According to a research by Symantec, it has been identified that the company has taken the first step in combating the ZeroAccess botnet by sinkholing more than half a million bots, making a serious dent to the number of bots under the attacker’s control. ZeroAccess is a sophisticated and resilient botnet, which has been active since 2011 and is one of the largest known botnets in existence with upwards of 1.9 million infected computers on a given day as observed in August 2013. While 35 per cent of the infections were observed in the US, India had the third highest infection rate globally, just behind US and Japan. Nearly six per cent of ZeroAccess infections were observed in India.

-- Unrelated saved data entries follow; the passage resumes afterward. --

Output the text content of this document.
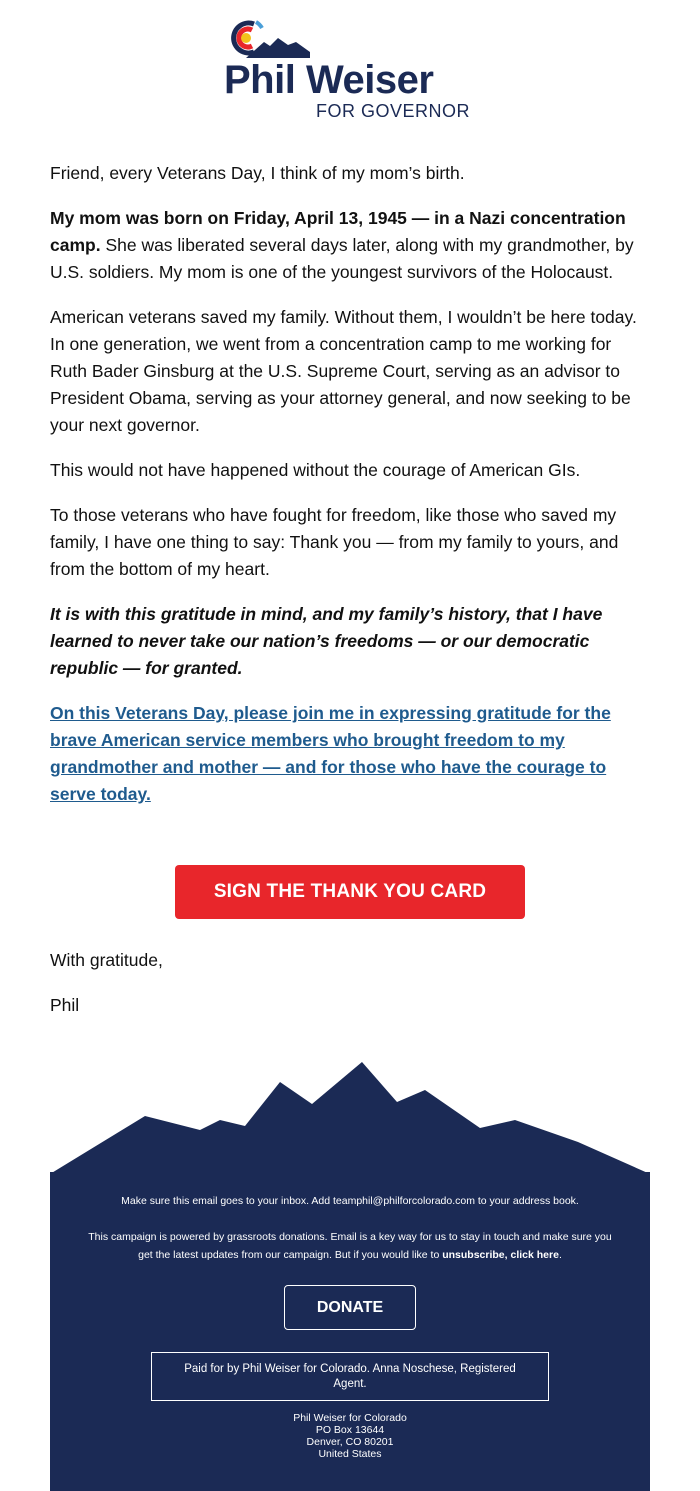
Phil Weiser
FOR GOVERNOR

Friend, every Veterans Day, I think of my mom’s birth.

My mom was born on Friday, April 13, 1945 — in a Nazi concentration camp. She was liberated several days later, along with my grandmother, by U.S. soldiers. My mom is one of the youngest survivors of the Holocaust.

American veterans saved my family. Without them, I wouldn’t be here today. In one generation, we went from a concentration camp to me working for Ruth Bader Ginsburg at the U.S. Supreme Court, serving as an advisor to President Obama, serving as your attorney general, and now seeking to be your next governor.

This would not have happened without the courage of American GIs.

To those veterans who have fought for freedom, like those who saved my family, I have one thing to say: Thank you — from my family to yours, and from the bottom of my heart.

It is with this gratitude in mind, and my family’s history, that I have learned to never take our nation’s freedoms — or our democratic republic — for granted.

On this Veterans Day, please join me in expressing gratitude for the brave American service members who brought freedom to my grandmother and mother — and for those who have the courage to serve today.

SIGN THE THANK YOU CARD

With gratitude,

Phil

Make sure this email goes to your inbox. Add teamphil@philforcolorado.com to your address book.
This campaign is powered by grassroots donations. Email is a key way for us to stay in touch and make sure you get the latest updates from our campaign. But if you would like to unsubscribe, click here.
DONATE
Paid for by Phil Weiser for Colorado. Anna Noschese, Registered Agent.
Phil Weiser for Colorado
PO Box 13644
Denver, CO 80201
United States
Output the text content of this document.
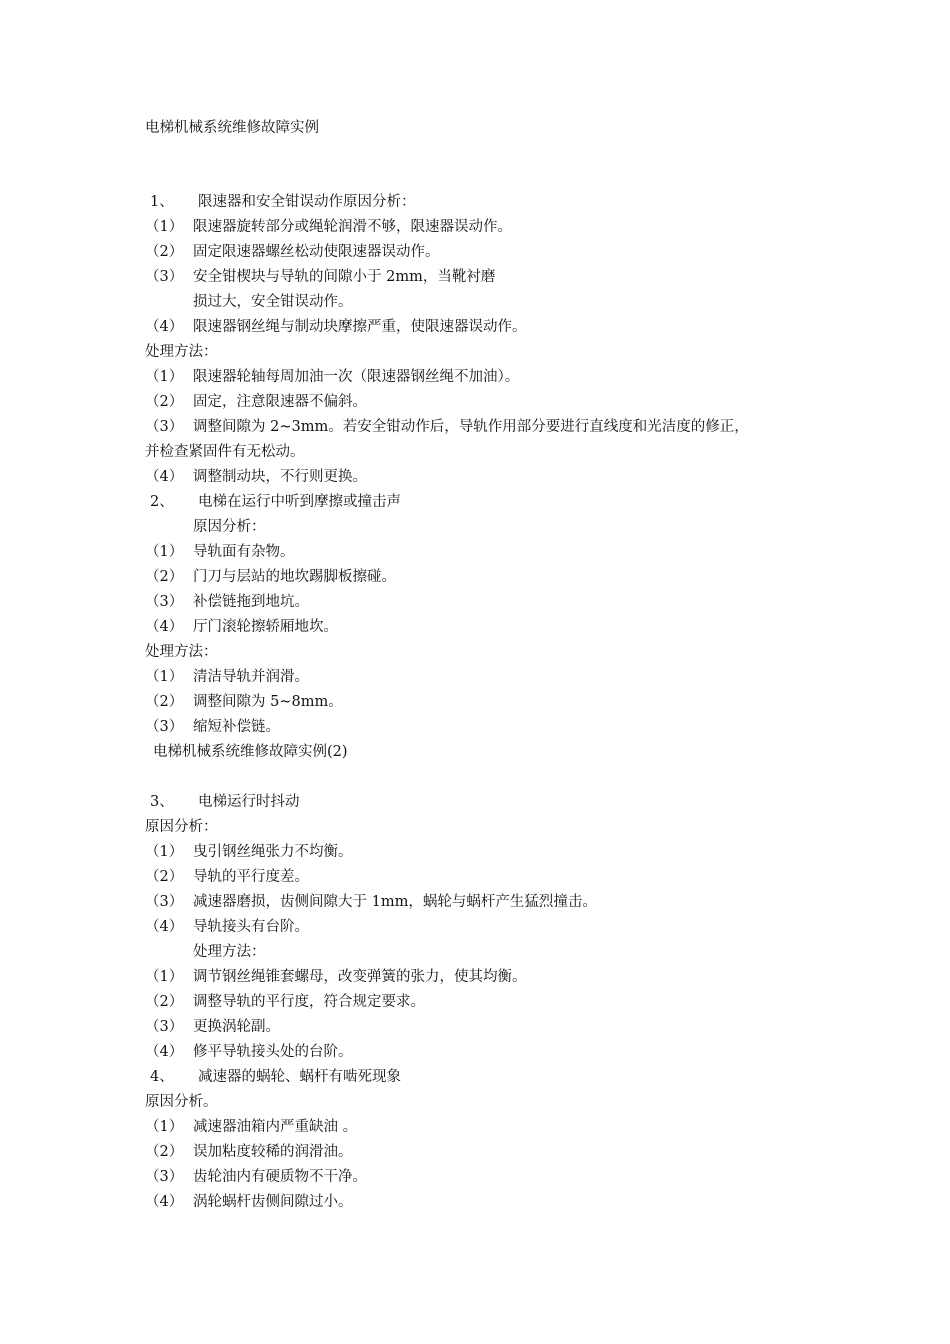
电梯机械系统维修故障实例
1、 限速器和安全钳误动作原因分析：
（1） 限速器旋转部分或绳轮润滑不够，限速器误动作。
（2） 固定限速器螺丝松动使限速器误动作。
（3） 安全钳楔块与导轨的间隙小于 2mm，当靴衬磨
损过大，安全钳误动作。
（4） 限速器钢丝绳与制动块摩擦严重，使限速器误动作。
处理方法：
（1） 限速器轮轴每周加油一次（限速器钢丝绳不加油）。
（2） 固定，注意限速器不偏斜。
（3） 调整间隙为 2~3mm。若安全钳动作后，导轨作用部分要进行直线度和光洁度的修正，
并检查紧固件有无松动。
（4） 调整制动块，不行则更换。
2、 电梯在运行中听到摩擦或撞击声
原因分析：
（1） 导轨面有杂物。
（2） 门刀与层站的地坎踢脚板擦碰。
（3） 补偿链拖到地坑。
（4） 厅门滚轮擦轿厢地坎。
处理方法：
（1） 清洁导轨并润滑。
（2） 调整间隙为 5~8mm。
（3） 缩短补偿链。
电梯机械系统维修故障实例(2)
3、 电梯运行时抖动
原因分析：
（1） 曳引钢丝绳张力不均衡。
（2） 导轨的平行度差。
（3） 减速器磨损，齿侧间隙大于 1mm，蜗轮与蜗杆产生猛烈撞击。
（4） 导轨接头有台阶。
处理方法：
（1） 调节钢丝绳锥套螺母，改变弹簧的张力，使其均衡。
（2） 调整导轨的平行度，符合规定要求。
（3） 更换涡轮副。
（4） 修平导轨接头处的台阶。
4、 减速器的蜗轮、蜗杆有啮死现象
原因分析。
（1） 减速器油箱内严重缺油 。
（2） 误加粘度较稀的润滑油。
（3） 齿轮油内有硬质物不干净。
（4） 涡轮蜗杆齿侧间隙过小。
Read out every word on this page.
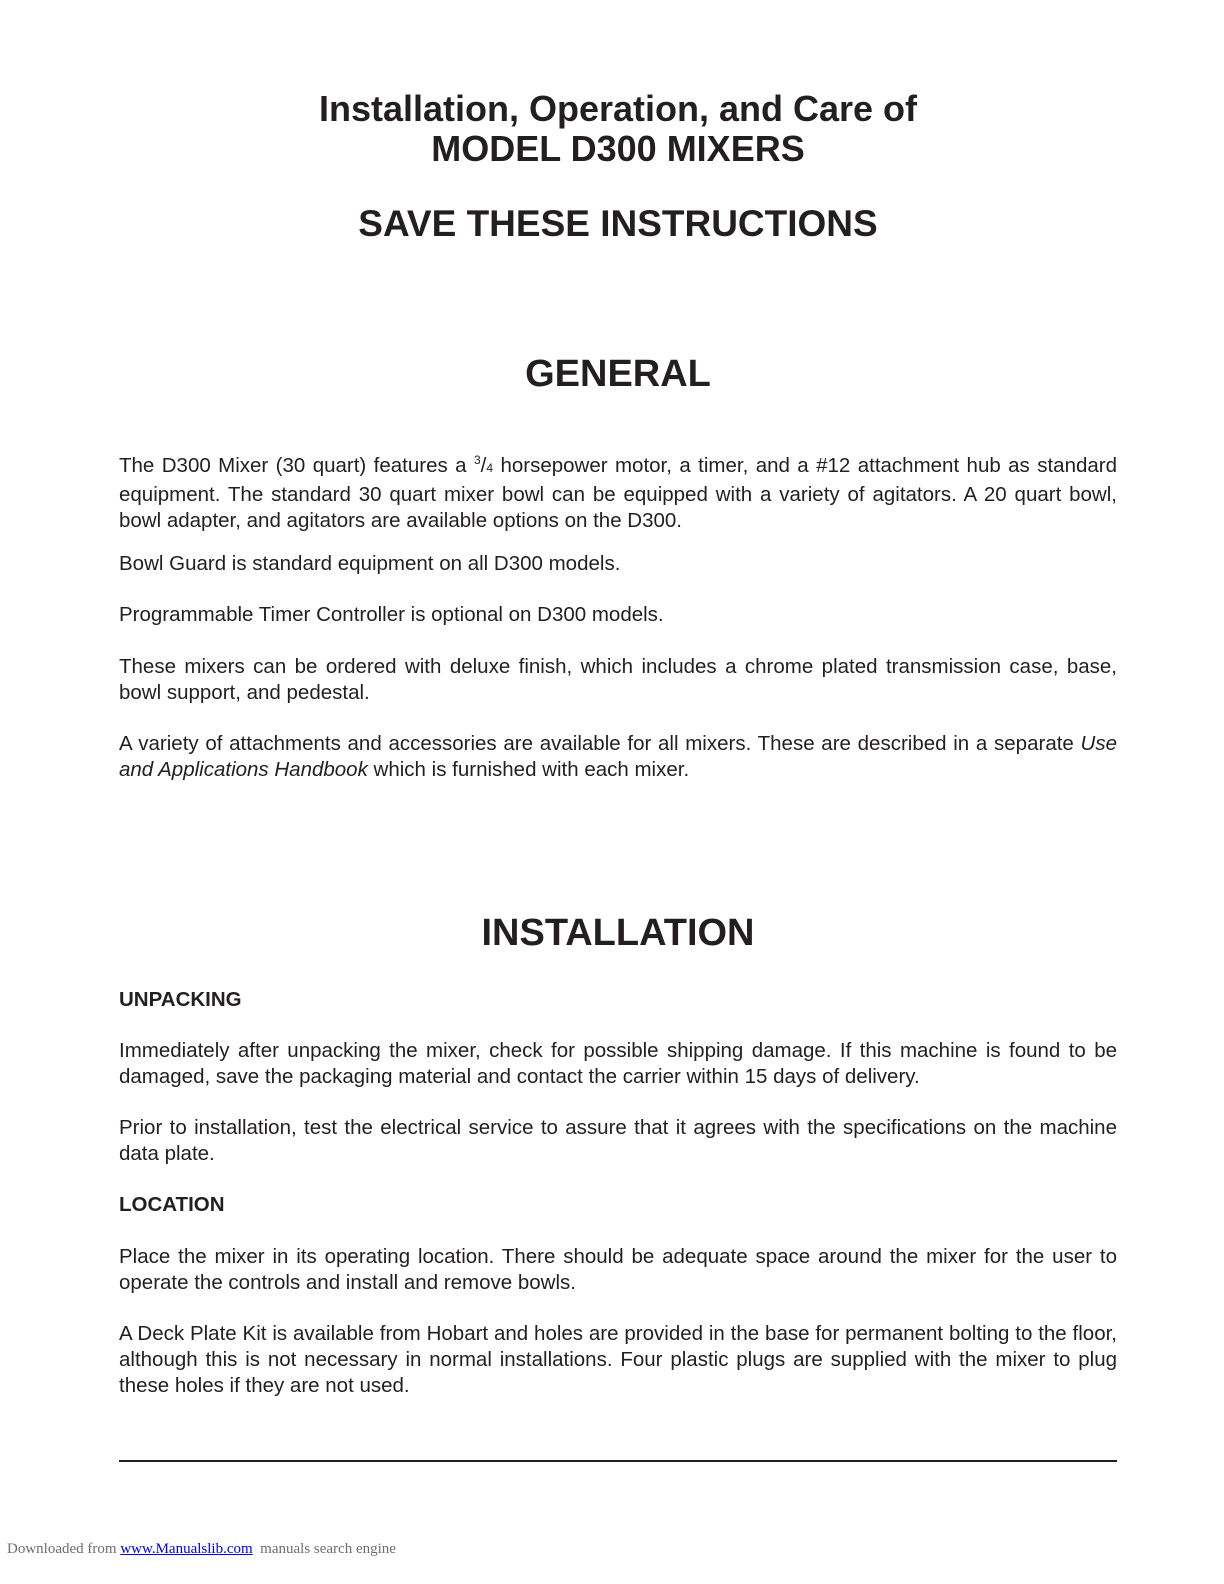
Installation, Operation, and Care of
MODEL D300 MIXERS
SAVE THESE INSTRUCTIONS
GENERAL

The D300 Mixer (30 quart) features a $^3$/4 horsepower motor, a timer, and a #12 attachment hub as standard equipment. The standard 30 quart mixer bowl can be equipped with a variety of agitators. A 20 quart bowl, bowl adapter, and agitators are available options on the D300.

Bowl Guard is standard equipment on all D300 models.

Programmable Timer Controller is optional on D300 models.

These mixers can be ordered with deluxe finish, which includes a chrome plated transmission case, base, bowl support, and pedestal.

A variety of attachments and accessories are available for all mixers. These are described in a separate Use and Applications Handbook which is furnished with each mixer.

INSTALLATION
UNPACKING

Immediately after unpacking the mixer, check for possible shipping damage. If this machine is found to be damaged, save the packaging material and contact the carrier within 15 days of delivery.

Prior to installation, test the electrical service to assure that it agrees with the specifications on the machine data plate.

LOCATION

Place the mixer in its operating location. There should be adequate space around the mixer for the user to operate the controls and install and remove bowls.

A Deck Plate Kit is available from Hobart and holes are provided in the base for permanent bolting to the floor, although this is not necessary in normal installations. Four plastic plugs are supplied with the mixer to plug these holes if they are not used.

Downloaded from www.Manualslib.com  manuals search engine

Symantec is actively working with ISPs and CERTs worldwide to share information and help get ZeroAccess bot-infected computers cleaned up. Symantec continues to devote the resources of security experts as well as the largest, most sophisticated global intelligence network in the world to investigate security threats in order to keep customers from individual consumers to global corporations informed and protected.
The ZeroAccess botnet is one of the largest known botnets in existence today with a population upwards of 1.9 million computers, on any given day, as observed by Symantec in August 2013. A key feature of the ZeroAccess botnet is its use of a peer-to-peer (P2P) command-and-control (C&C) communications architecture, which gives the botnet a high degree of availability and redundancy.
ZeroAccess also leverages click-fraud and Bitcoin mining to carry out two revenue-generating activities potentially earning tens of millions of US dollars per year in the process.